個人と法人の税率差分の「節税」が可能に
Q:資産管理法人を新たに作るメリットは?
所有している物件が増えてきたのですが、個人で購入しているため、所得税が最高税率になってしまいました。税金の負担感を考えると、そろそろ資産管理法人を作ろうかと考えています。資産管理法人を新たに作るメリットは何でしょうか?
A:税率差による節税、経費枠の拡大、所得の分散などメリットは多数
収益物件を取得する際の仕組み構築において、重要な役割を果たすのが資産管理会社です。資産管理会社を設立し、その会社を利用することで、収益物件活用の展開をよりスムーズに行うことができます。
資産管理会社を利用するメリットは大きく分けて4つあります。
①税率……個人の所得が高額な人は、法人で物件を所有することで、個人と法人の税率の差の分、節税ができます。現在の我が国においては、個人の所得税は増税の方向であるのに対し、法人税は減税の方向に動いています。

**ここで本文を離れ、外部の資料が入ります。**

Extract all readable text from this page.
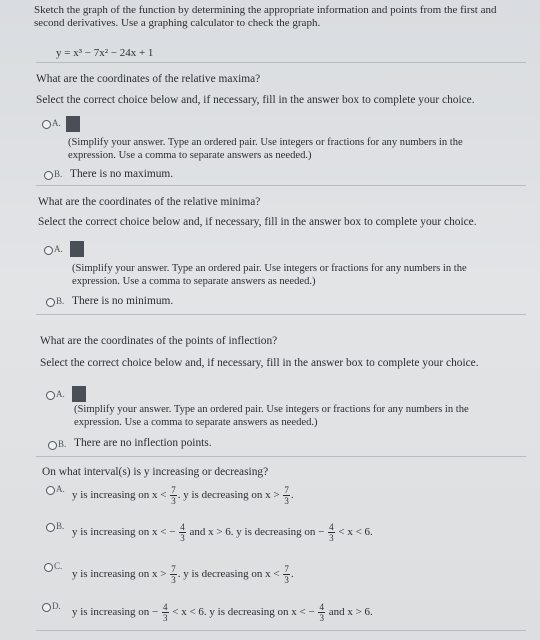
Sketch the graph of the function by determining the appropriate information and points from the first and second derivatives. Use a graphing calculator to check the graph.
y = x³ − 7x² − 24x + 1
What are the coordinates of the relative maxima?
Select the correct choice below and, if necessary, fill in the answer box to complete your choice.
A.
(Simplify your answer. Type an ordered pair. Use integers or fractions for any numbers in the expression. Use a comma to separate answers as needed.)
B. There is no maximum.
What are the coordinates of the relative minima?
Select the correct choice below and, if necessary, fill in the answer box to complete your choice.
A.
(Simplify your answer. Type an ordered pair. Use integers or fractions for any numbers in the expression. Use a comma to separate answers as needed.)
B. There is no minimum.
What are the coordinates of the points of inflection?
Select the correct choice below and, if necessary, fill in the answer box to complete your choice.
A.
(Simplify your answer. Type an ordered pair. Use integers or fractions for any numbers in the expression. Use a comma to separate answers as needed.)
B. There are no inflection points.
On what interval(s) is y increasing or decreasing?
A.
y is increasing on $x < \frac{7}{3}$ . y is decreasing on $x > \frac{7}{3}$ .
B.
y is increasing on x < − $\frac{4}{3}$ and x > 6. y is decreasing on − $\frac{4}{3} < x < 6$.
C.
y is increasing on $x > \frac{7}{3}$ . y is decreasing on $x < \frac{7}{3}$ .
D.
y is increasing on − $\frac{4}{3} < x < 6$. y is decreasing on x < − $\frac{4}{3}$ and x > 6.
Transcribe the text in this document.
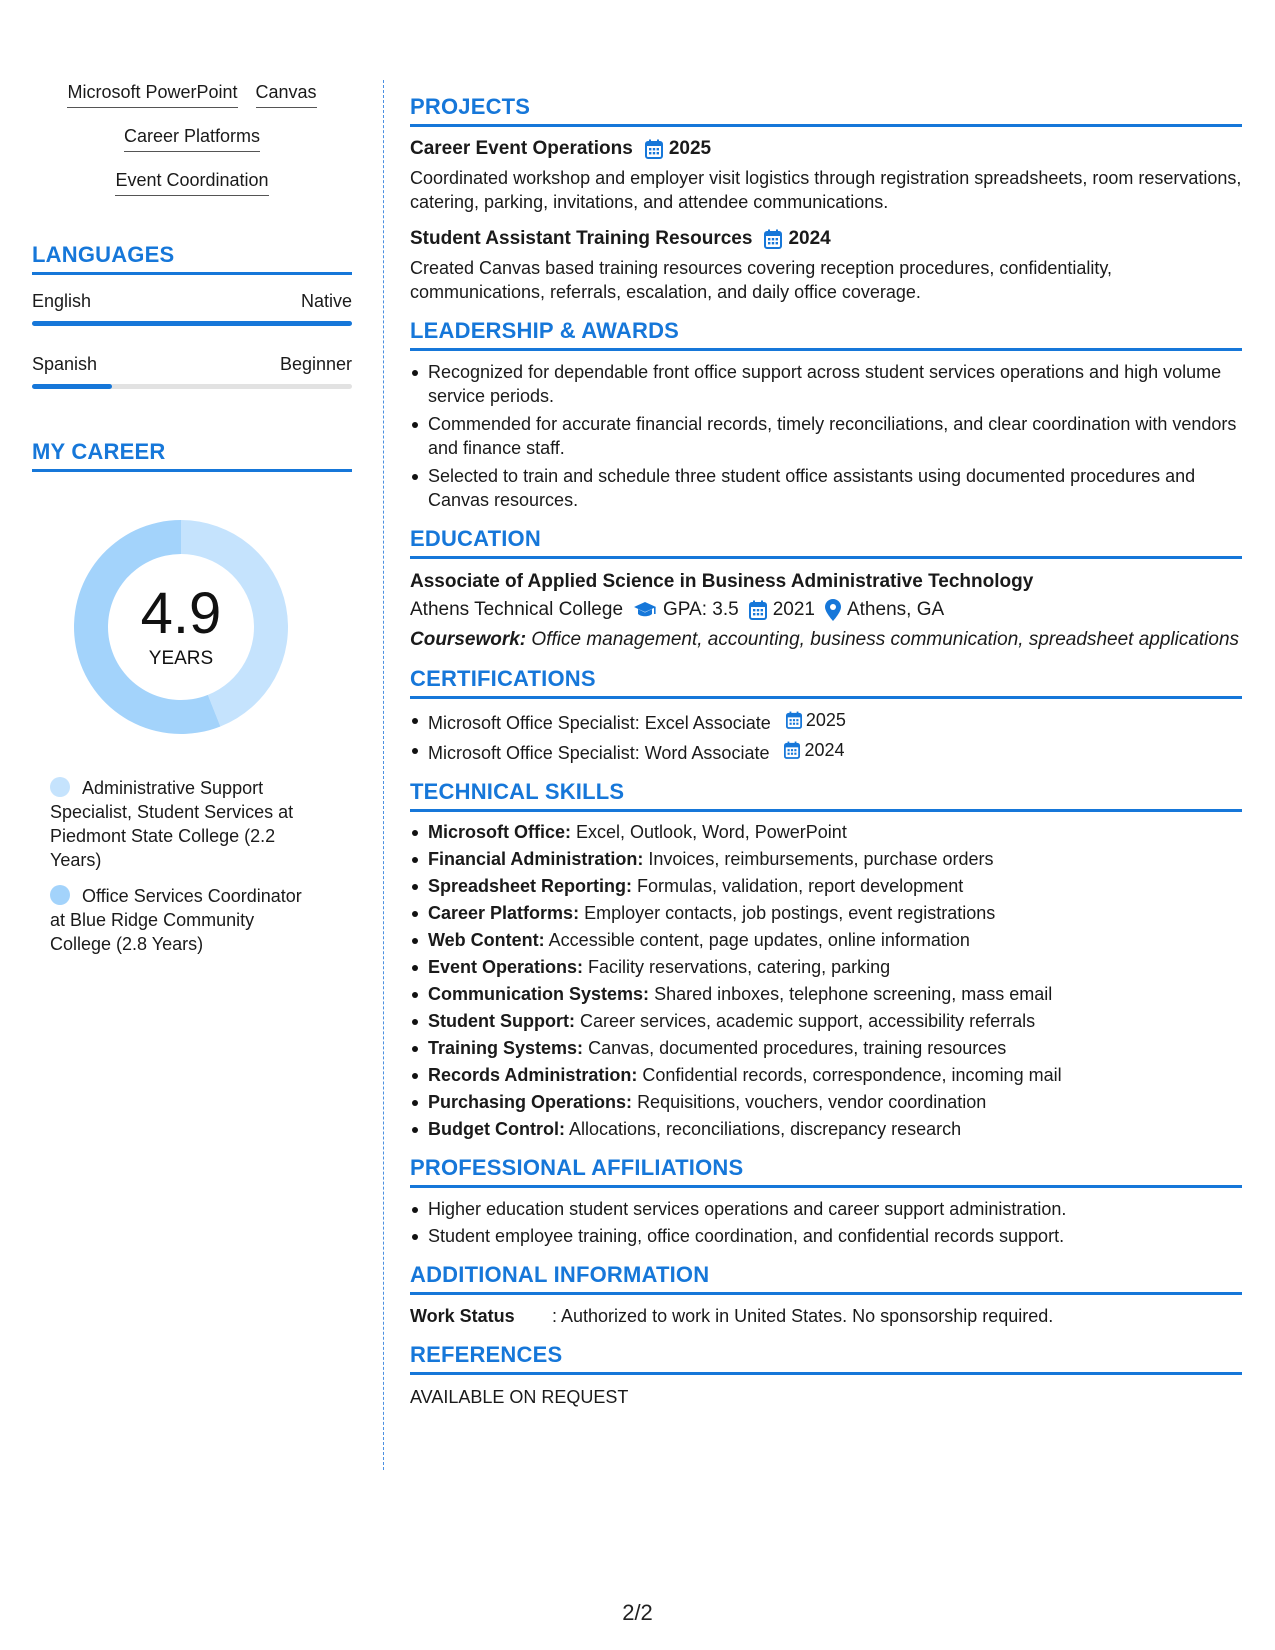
Microsoft PowerPoint Canvas
Career Platforms
Event Coordination
LANGUAGES
English	Native
Spanish	Beginner
MY CAREER
4.9
YEARS
Administrative Support Specialist, Student Services at Piedmont State College (2.2 Years)
Office Services Coordinator at Blue Ridge Community College (2.8 Years)
PROJECTS
Career Event Operations 2025
Coordinated workshop and employer visit logistics through registration spreadsheets, room reservations, catering, parking, invitations, and attendee communications.
Student Assistant Training Resources 2024
Created Canvas based training resources covering reception procedures, confidentiality, communications, referrals, escalation, and daily office coverage.
LEADERSHIP & AWARDS
Recognized for dependable front office support across student services operations and high volume service periods.
Commended for accurate financial records, timely reconciliations, and clear coordination with vendors and finance staff.
Selected to train and schedule three student office assistants using documented procedures and Canvas resources.
EDUCATION
Associate of Applied Science in Business Administrative Technology
Athens Technical College GPA: 3.5 2021 Athens, GA
Coursework: Office management, accounting, business communication, spreadsheet applications
CERTIFICATIONS
Microsoft Office Specialist: Excel Associate 2025
Microsoft Office Specialist: Word Associate 2024
TECHNICAL SKILLS
Microsoft Office: Excel, Outlook, Word, PowerPoint
Financial Administration: Invoices, reimbursements, purchase orders
Spreadsheet Reporting: Formulas, validation, report development
Career Platforms: Employer contacts, job postings, event registrations
Web Content: Accessible content, page updates, online information
Event Operations: Facility reservations, catering, parking
Communication Systems: Shared inboxes, telephone screening, mass email
Student Support: Career services, academic support, accessibility referrals
Training Systems: Canvas, documented procedures, training resources
Records Administration: Confidential records, correspondence, incoming mail
Purchasing Operations: Requisitions, vouchers, vendor coordination
Budget Control: Allocations, reconciliations, discrepancy research
PROFESSIONAL AFFILIATIONS
Higher education student services operations and career support administration.
Student employee training, office coordination, and confidential records support.
ADDITIONAL INFORMATION
Work Status	: Authorized to work in United States. No sponsorship required.
REFERENCES
AVAILABLE ON REQUEST
2/2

②また、個人で物件を所有している場合でも、サブリースや管理委託で利益の一部を法人に移転することで、所得税を圧縮することが可能です。
③経費枠の拡大……一般的に個人よりも法人のほうが経費として認められる幅が大きくなります。
④所得の分散……法人化し、家族を社長や役員にして役員報酬を支払うことで、支払う給与は必要経費として計上できるうえ、受け取るほうも給与所得控除が使えるので家族内で所得の分配を行いながら節税することが可能になります。
株式会社設立には「20万~30万円程度」の費用が必要
これらのメリットがある一方で、資産管理会社を設立・運用するにあたっては、デメリットもあります。
まず、設立に費用がかかります。株式会社を設立する場合にかかる費用は、20万~30万円程度です。また、運用においてもランニングコストがかかります。具体的には、税理士への報酬(決算費用)が個人の確定申告よりも複雑になるため年間30万~50万円以上、赤字の場合でもかかってくる均等割といわれる法人地方税が最低年7万円です。そのコスト以上の節税効果が発揮できる場合にのみ、法人化は有効な手段となります。一定規模(数千万円)以上の賃料収入がある場合に法人にするメリットがあると考えてよいでしょう。